Menajerimi Ara ışıl ışıl parlayan sahte bir mücevher gibi...

Menajerimi Ara’nın ilk bölümünü tuhaf hislerle bitirdim. Dizi ışıl ışıl parlayan sahte bir mücevher gibi…

MURAT TOLGA ŞEN
MURAT TOLGA ŞEN murattolga@gmail.com

Star TV’nin, Netflix’te izleyebileceğiniz Fransız Dix Pour Cent, (Call My Agent) adlı diziden uyarlama yeni ve iddialı projesi Menajerimi Ara’nın ilk bölümü Salı akşamı yayınlandı. Diziyi izledim, reytinginin beklediğimden iyi olduğunu da söyleyebilirim ancak tutup tutmayacağı konusunda endişelerim var.

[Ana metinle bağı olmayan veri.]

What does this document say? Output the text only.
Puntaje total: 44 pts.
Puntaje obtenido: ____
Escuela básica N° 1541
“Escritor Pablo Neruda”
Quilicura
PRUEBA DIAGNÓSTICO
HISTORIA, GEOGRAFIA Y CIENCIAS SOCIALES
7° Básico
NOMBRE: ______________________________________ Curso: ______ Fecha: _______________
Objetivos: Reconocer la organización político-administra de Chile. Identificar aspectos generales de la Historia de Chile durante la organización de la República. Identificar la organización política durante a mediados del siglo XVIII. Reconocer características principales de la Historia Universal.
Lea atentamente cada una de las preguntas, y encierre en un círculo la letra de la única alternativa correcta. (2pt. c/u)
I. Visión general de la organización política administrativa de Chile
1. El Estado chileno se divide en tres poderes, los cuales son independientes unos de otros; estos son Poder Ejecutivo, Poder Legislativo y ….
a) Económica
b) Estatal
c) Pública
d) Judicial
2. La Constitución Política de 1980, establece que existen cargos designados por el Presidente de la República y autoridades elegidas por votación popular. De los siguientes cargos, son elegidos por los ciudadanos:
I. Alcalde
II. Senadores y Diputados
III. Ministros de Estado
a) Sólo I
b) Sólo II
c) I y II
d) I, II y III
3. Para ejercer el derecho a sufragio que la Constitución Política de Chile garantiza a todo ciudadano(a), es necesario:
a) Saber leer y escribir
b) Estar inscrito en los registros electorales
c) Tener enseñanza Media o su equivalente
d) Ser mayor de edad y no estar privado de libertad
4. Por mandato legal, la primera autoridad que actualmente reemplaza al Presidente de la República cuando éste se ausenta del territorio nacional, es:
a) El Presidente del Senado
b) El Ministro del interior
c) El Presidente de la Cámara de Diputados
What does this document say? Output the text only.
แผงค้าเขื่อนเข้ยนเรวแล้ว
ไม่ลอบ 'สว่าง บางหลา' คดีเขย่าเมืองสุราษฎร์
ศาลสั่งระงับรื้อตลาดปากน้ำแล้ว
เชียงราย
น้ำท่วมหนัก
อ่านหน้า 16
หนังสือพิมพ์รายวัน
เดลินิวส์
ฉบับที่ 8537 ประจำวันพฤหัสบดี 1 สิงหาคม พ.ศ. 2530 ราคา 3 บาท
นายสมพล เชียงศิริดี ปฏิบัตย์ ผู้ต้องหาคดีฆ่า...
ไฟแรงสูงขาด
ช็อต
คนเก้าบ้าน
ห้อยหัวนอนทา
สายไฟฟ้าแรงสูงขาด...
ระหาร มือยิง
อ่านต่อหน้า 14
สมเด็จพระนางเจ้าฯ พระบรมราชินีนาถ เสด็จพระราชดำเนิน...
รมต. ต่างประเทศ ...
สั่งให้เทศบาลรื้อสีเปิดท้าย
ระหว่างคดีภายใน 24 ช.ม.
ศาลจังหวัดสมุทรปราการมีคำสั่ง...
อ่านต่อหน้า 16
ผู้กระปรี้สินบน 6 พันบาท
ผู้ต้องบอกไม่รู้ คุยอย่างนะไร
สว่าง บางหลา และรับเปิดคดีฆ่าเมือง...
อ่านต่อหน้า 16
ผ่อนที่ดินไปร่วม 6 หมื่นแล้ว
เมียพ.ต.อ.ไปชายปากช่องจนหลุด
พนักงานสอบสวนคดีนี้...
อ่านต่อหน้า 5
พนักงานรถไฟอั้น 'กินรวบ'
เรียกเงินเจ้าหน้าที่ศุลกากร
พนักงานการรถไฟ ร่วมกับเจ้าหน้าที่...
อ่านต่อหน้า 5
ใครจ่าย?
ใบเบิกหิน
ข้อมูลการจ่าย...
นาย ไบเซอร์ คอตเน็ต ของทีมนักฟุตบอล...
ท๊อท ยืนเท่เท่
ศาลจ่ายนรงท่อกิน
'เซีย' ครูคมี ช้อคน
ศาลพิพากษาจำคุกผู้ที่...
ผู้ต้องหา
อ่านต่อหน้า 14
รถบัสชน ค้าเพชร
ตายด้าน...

Açıkçası, Menajerimi Ara’nın kusur bulunacak bir tarafı yok. Dizi, Ay Yapım’ın prodüksiyon kalitesini koruyor, konuk oyuncular dahil özenli bir cast çalışması yapılmış ve teknik tarafı da güçlü ama… Bizim seyirci bu diziyi sevmeyebilir ve şiddetle itebilir çünkü Menajerimi Ara, seyircinin bağlandığı şeyi yıkıyor, dizi fabrikasının çalışma metotlarını seyirciyi içeriden bir göze çevirerek ortaya seriyor ve bunlar pek sevimli şeyler değil.

Oyunculara rol ayarlamak, kaşelerini yükseltmek için savaşan rekabet halindeki pohpoh perisi menajerler, oyuncuların genç ve güzel görünmek için katlanmak zorunda olduğu (burası tartışılır) estetik müdahaleler, afişte ve önde olma kavgaları, şişen ve söndürülmek yerine daha da pohpohlanan egolar, şöhretin yükü vs. Bunları ilk bölümde gördük daha doğrusu biz zaten biliyoruz da seyirci şahit oldu diyelim. Bu diziyi izleyen birinin bir akşam sonra izlediği dizide kurulan dünyaya yabancılaşması olası. Seyirci o kadar saf değil elbette ama illüzyonu dağıtmak iyi bir fikir mi, bilemiyorum?

Menajerimi Ara’nın asıl çöktüğü yer, orijinal esere yakın durmak adına yerelleştirme aşamasının tamamen ihmal edilmesi olmuş. Türkiye’de böyle bir ajans yok, böyle oyuncu menajerleri yok. Hollywood tarzı tanrıtip menajerleri izlemek zevkli olabilir ama yerli dizi sektöründe işler çok farklı yürüyor. Rekabet dizide gösterildiği gibi belki de daha fazla ancak etkileşimler ve çatışmalar bambaşka… Orijinaline göre kurulan ilişkiler ve çatışmalar bizde kurulu düzeni yansıtmıyor, alakası bile yok ve bu yüzden hiçbir aksiyon doğal değil, bu da beni diziden uzaklaştırdı.

Her dizi kritiğinde yazmaktan bıktığım süre meselesi bu dizinin de başının belası. Orijinalinin bölüm süresi 55 dakika iken Menajerimi Ara’nın ilk bölümü 134 dakika sürdü. Diziyi TV’den izleyenler için reklamlarla 3 saat! Dizinin hedeflediği AB grubu seyirci bundan nefret ediyor! Süreyi uzatabilmek adına atılan taklalar özellikle genç asistanlar arasındaki sonu gelmez muhabbetler fena baydı, kanal değiştirmemek için kendimi zor tuttum.

Oyunculuklar ilerleyen bölümlerde oturacaktır ama Canan Ergüder’in performansını abartılı, Barış Falay’ınkini karikatür buldum, Fatih Artman ise baya iyi… Asistan Dicle’yi oynayan Ahsen Eroğlu da iyi ama mimiklerinin kontrolden çıktığı bir sürü sahne var. Şunu da yazmalıyım; ilk bölümün izleme sebebini ana cast değil konuk oyuncular verdi. Tuba Büyüküstün kendini oynarken daha başarılı neredeyse bölümün en iyi oyuncusu… Alican Yücesoy da kendisine ayrılan dar alanda kısa paslaşıp gol atmış. Müthiş bir komedi potansiyeli var ve gösterme imkanı bulmuş.

Menajerimi Ara’nın ilk bölümünü tuhaf hislerle bitirdim. Dizi ışıl ışıl parlayan sahte bir mücevher gibi… Aslında harika olmuş diye yazıp bolca övmek isterdim ama dizinin şık olma çabası her şeyden baskın gelince ortaya yapay bir dünya çıkmış. Seyirci bu dünyanın içine girip gezmekten zevk alır mı bilinmez, ilerleyen bölümlerde göreceğiz.